Wenn alles, was er mir gesagt hatte, tatsächlich wahr wäre.

Wenn ich wirklich spurlos verschwand.

Wenn diese Wesen tatsächlich existierten.

Wenn von mir das Überleben meiner Ururgroßnichte abhing.

Wie sollte ausgerechnet ich ihm helfen können? Noch dazu, weil er hier war, um mir zu helfen. Hieß das, ich rettete mich quasi selbst? Lächelnd, aber auf Automatik, bediente ich die Kunden und war froh, als ich die erste Pause einlegen konnte. „Geht’s dir heute nicht gut?“ Was sollte ich Rita bloß sagen? „Passt schon. Ich bin wohl mit dem falschen Bein aufgestanden.“ Sie nickte. „Verstehe. Wieder dieser Sven. Kannst du denn gar nichts gegen ihn unternehmen?“ Tja, der Mann war ein Fall für sich. Nur war er heute nicht der Grund meines leicht gestörten Verhaltens. Also zuckte ich nur wehleidig mit den Schultern. Als ich wieder an der Kasse saß, stellte ich mir die weltbewegende Frage, warum die Pausen schneller vergingen als die Arbeitsstunden – bestimmt irgendein Naturgesetz. Gott sei Dank war das nicht immer so. Nur heute fiel es mir besonders auf. Lag das an der sexy Stimme dieses Geistes oder an meinem bevorstehenden Urlaub? Sexy? Pah, von wegen! Nervig. Jawohl! Und durchgeknallt. Zumindest durfte ich mir das einreden. Niemand zensierte meine Gedanken. Am allerwenigsten ich selbst. Nach gefühlten 48 Stunden endete meine Schicht, und ich konnte endlich in meinen wohlverdienten Urlaub gehen. Als kurz vor Torschluss meine Chefin noch einmal auftauchte, wäre mir fast das Herz stehen geblieben. Zu meinem Glück bedankte sie sich lediglich für mein kurzfristiges Einspringen und wünschte mir einen erholsamen Urlaub.

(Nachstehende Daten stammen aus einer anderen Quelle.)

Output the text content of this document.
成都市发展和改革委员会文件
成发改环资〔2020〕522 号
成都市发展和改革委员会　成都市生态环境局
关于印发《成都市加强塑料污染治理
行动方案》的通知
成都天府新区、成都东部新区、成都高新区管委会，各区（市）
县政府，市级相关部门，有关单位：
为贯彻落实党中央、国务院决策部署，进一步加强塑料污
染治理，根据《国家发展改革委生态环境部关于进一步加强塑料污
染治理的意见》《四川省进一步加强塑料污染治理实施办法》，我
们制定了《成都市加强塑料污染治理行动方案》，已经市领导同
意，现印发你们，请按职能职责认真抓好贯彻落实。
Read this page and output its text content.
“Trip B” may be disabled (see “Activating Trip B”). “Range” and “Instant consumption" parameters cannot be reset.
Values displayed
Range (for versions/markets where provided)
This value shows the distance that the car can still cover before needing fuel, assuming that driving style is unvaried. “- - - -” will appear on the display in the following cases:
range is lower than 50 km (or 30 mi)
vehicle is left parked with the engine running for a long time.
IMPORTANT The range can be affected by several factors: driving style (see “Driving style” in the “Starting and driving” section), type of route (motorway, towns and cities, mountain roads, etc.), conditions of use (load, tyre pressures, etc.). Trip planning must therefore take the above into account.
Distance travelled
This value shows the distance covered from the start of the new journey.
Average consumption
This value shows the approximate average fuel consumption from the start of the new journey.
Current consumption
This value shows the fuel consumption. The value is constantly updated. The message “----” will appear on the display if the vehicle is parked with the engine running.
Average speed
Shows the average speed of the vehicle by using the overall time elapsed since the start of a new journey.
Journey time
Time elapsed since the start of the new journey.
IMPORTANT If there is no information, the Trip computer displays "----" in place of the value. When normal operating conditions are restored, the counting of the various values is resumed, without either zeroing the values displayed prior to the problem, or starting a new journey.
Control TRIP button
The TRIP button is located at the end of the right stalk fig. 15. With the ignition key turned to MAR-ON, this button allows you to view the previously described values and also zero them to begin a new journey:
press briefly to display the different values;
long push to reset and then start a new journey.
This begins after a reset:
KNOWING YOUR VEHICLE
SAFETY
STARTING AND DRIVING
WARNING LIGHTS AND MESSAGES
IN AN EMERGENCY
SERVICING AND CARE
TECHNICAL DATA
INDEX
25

Umso enthusiastischer zog ich mich um und begab mich nach draußen, wo meine Vorfreude sofort einen kleinen Dämpfer enthielt. „Stopp. Warte noch ein bisschen und geh dann langsam hinten herum. Vorn wartet dieser Mann auf dich.“ Ich flüsterte dem Geist einen leisen Dank zu und tat, was er mir auftrug. Obwohl auch er den Hang zu einem Stalker aufwies, war er mir weitaus angenehmer als Sven. Zu Hause angekommen, verriegelte ich die Wohnungstür, hörte den Anrufbeantworter ab, löschte die Nachrichten, die allesamt von Sven stammten und zog den Stecker des Telefons, nachdem ich kurz mit meinen Eltern telefoniert hatte. Anschließend schaltete ich die Türklingel ab, was hoffentlich Ruhe bedeutete. Sofern nicht irgendein Depp im Haus für Sven die Haustür öffnete und dieser meine Wohnungstür mit Fäusten traktierte, was schon mehr als einmal passiert war.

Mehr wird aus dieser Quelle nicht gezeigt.